Morphological characteristics of isolated myocytes. Isolated myocytes from the atrium and ventricle of the Pacific bluefin tuna and the Pacific mackerel are displayed in Fig. 1. A comparison of the morphometric characteristics of the isolated myocytes is provided in Table 1. Myocytes were long and thin, as described for amphibians and other fish species (48). A comparison of atrial cell size reveals significantly longer myocytes in the tuna, with a greater surface area and cell volume than in the mackerel (Table 1). The cell capacitance (pF)-to-volume (pl) ratio was 16.5 and 18.3 in tuna and mackerel atrial cells, respectively. A comparison of tuna and mackerel ventricular cells shows longer and wider myocytes in the tuna, with a significantly smaller cell capacitance-to-volume ratio than in the mackerel: 14.3 vs. 21.4 (Table 1). Sarcomeric striations are clearer in the tuna myocytes, probably reflecting a greater myofibril component (Fig. 1).

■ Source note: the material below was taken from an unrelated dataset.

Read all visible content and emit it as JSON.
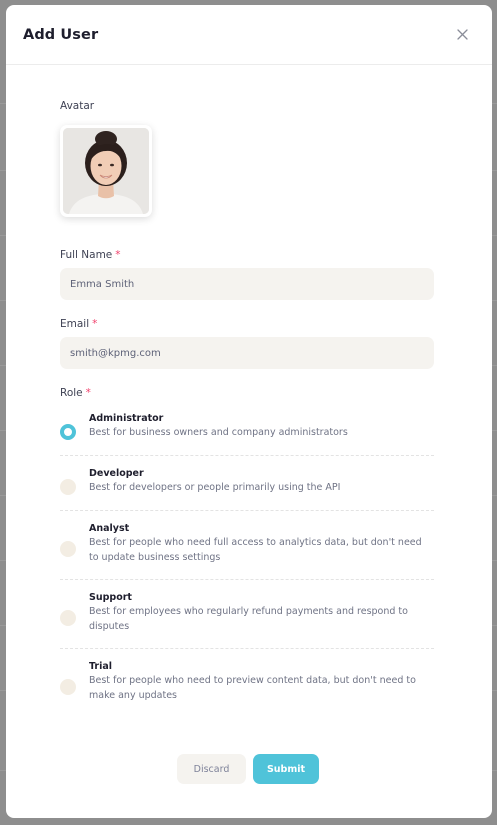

Characterization of ICa. Inward Ca2+ (ICa) and Na+ current (INa) were present in atrial and ventricular myocytes from both species. INa was completely abolished by 1 μM TTX, as shown in Fig. 2A for a mackerel atrial myocyte. Similar results were obtained with mackerel ventricular myocytes and tuna atrial and ventricular myocytes (not shown). Because there is overlap between the active voltages for INa and ICa, 1 μM TTX was subsequently included in all extracellular solutions to isolate ICa. The specific L-type Ca2+ channel blocker nifedipine (2.5 μM) was used to confirm that ICa was the only remaining inward current in the presence of 1 μM TTX under our conditions in both tissues and both species (Fig. 2B).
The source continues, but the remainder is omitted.